The CORTEX project aims at developing an innovative core monitoring technique that allows detecting anomalies in nuclear reactors, such as excessive vibrations of core internals, flow blockage, coolant inlet perturbations, etc. The technique will be based on primarily using the inherent fluctuations in neutron flux recorded by in-core and ex-core instrumentation, from which the anomalies will be differentiated depending on their type, location and characteristics. The method is non-intrusive and does not require any external perturbation of the system. The project will result in a deepened understanding of the physical processes involved. This will allow utilities to detect operational problems at a very early stage and to take proper actions before such problems have any adverse effect on plant safety and reliability. With an ageing fleet of nuclear reactors utilizing more challenging fuel assembly designs, core loadings, and operating more often in load-follow, new operational problems have been observed during the last decade and will become more frequent in the future. By making the detection and characterization of anomalies possible, the availability of nuclear-generated electricity will be further improved. This will contribute to a lowering of the CO2 footprint to the environment and to a higher availability of cheap base-load electricity to the consumers. By implementing the technique in the existing fleet of reactors, the technique will have a major impact. Moreover, the technique, being generic in nature, can be applied to future reactor types and designs. In order to develop a method that can reach a high Technology Readiness Level, the consortium was strategically structured around the required core expertise from all the necessary actors of the nuclear industry, both within Europe and outside. The broad expertise of the consortium members ensures the successful development of new in-situ monitoring techniques.

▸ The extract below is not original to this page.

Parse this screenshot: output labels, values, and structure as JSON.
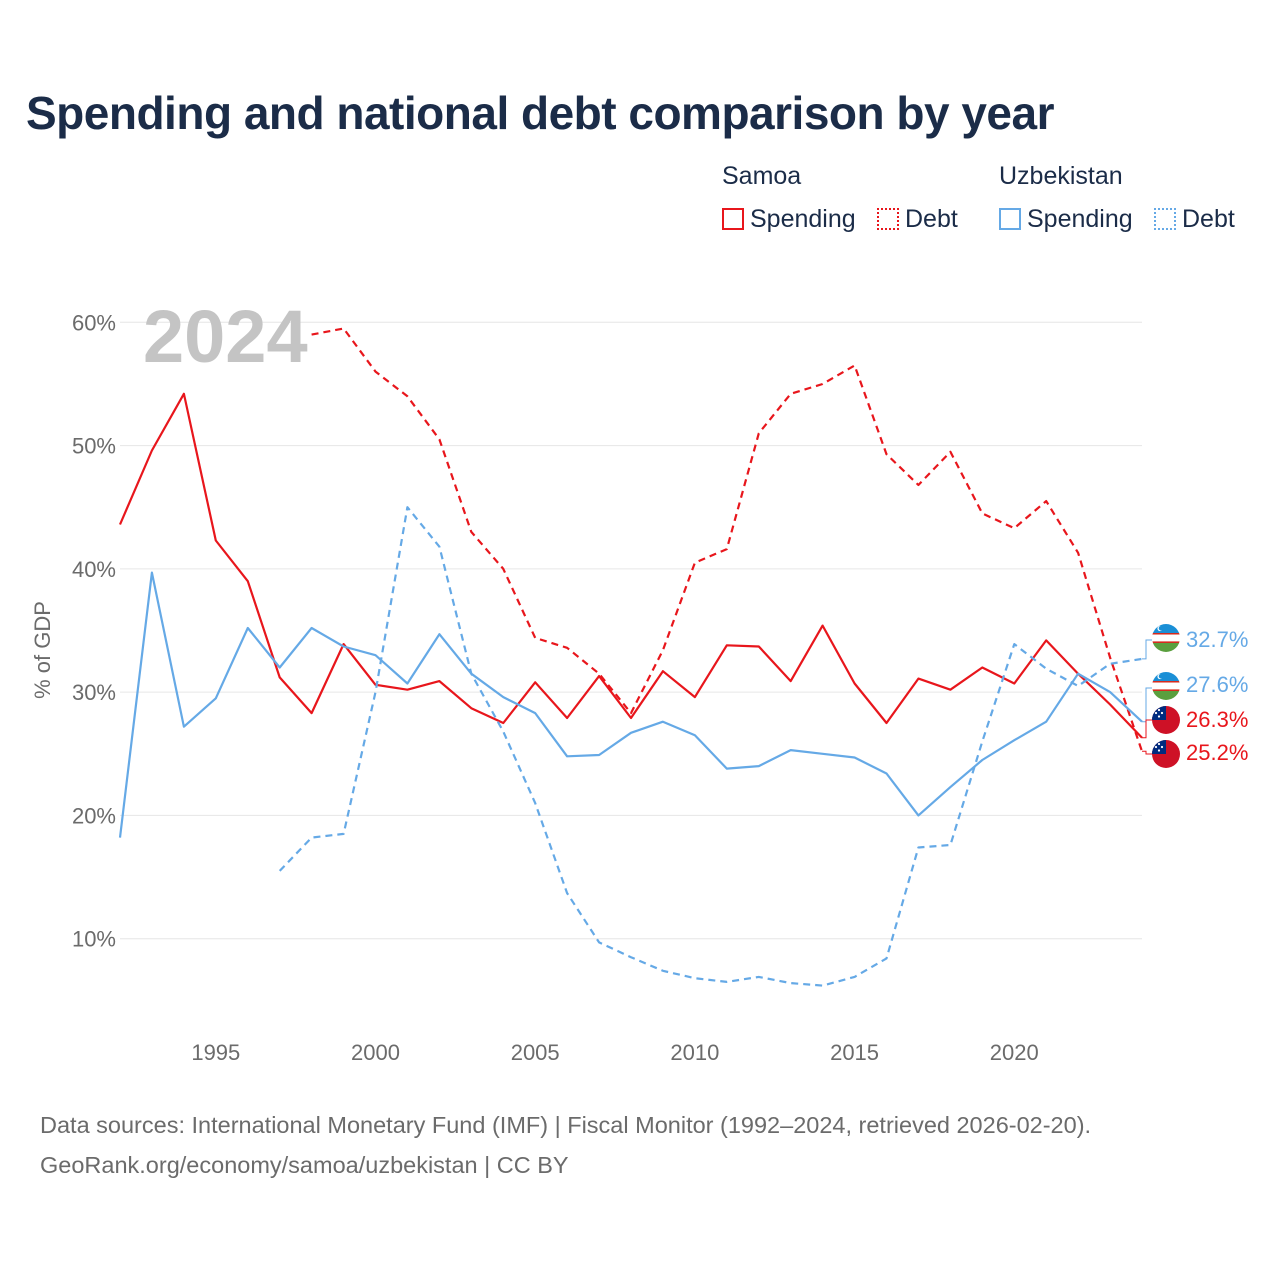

The Fukushima Daiichi event has demonstrated the need for improved nuclear energy safety, which can be ensured by the development of accident-tolerant fuels (ATFs). ATFs are expected to overcome the inherent technical shortcomings of the standard zircaloy/UO2 fuels, thus relieving the industry from the huge financial penalty associated with beyond-design-basis accidents leading to fuel cladding material failure and release of radioactive fission products to the power plant containment and the environment. The main objective of IL TROVATORE is to identify the best candidate ATF cladding materials for use in Gen-II and Gen-III/III+ LWRs and to validate them in an industrially-relevant environment, i.e., under neutron irradiation in PWR-like water. Ideally, fuel cladding materials must demonstrate leak tightness and containment of fuel pellets and fission products during the fuel residence in the reactor, even under transient/accidental operation conditions. The innovative ATF cladding material concepts proposed in IL TROVATORE are expected to demonstrate significant improvement in performance when compared to the current fuel cladding materials, thus helping to take a critical step towards an improved energy safety worldwide, in response to the requirements of the amended Nuclear Safety Directive. The development of ATF clads will eliminate redundant safety systems, improving the market profile of current reactor designs, and the overall envisaged innovation will strengthen the competitiveness of European industries in both nuclear and non-nuclear sectors. To achieve its ambitious objectives, IL TROVATORE relies on academic excellence and industrial support, while also involving standardization bodies and nuclear safety regulatory authorities to accelerate the transfer of key innovation to market. Since IL TROVATORE is put forth to address a pressing global challenge, it is presented as an international collaboration between Europe, the USA and Japan.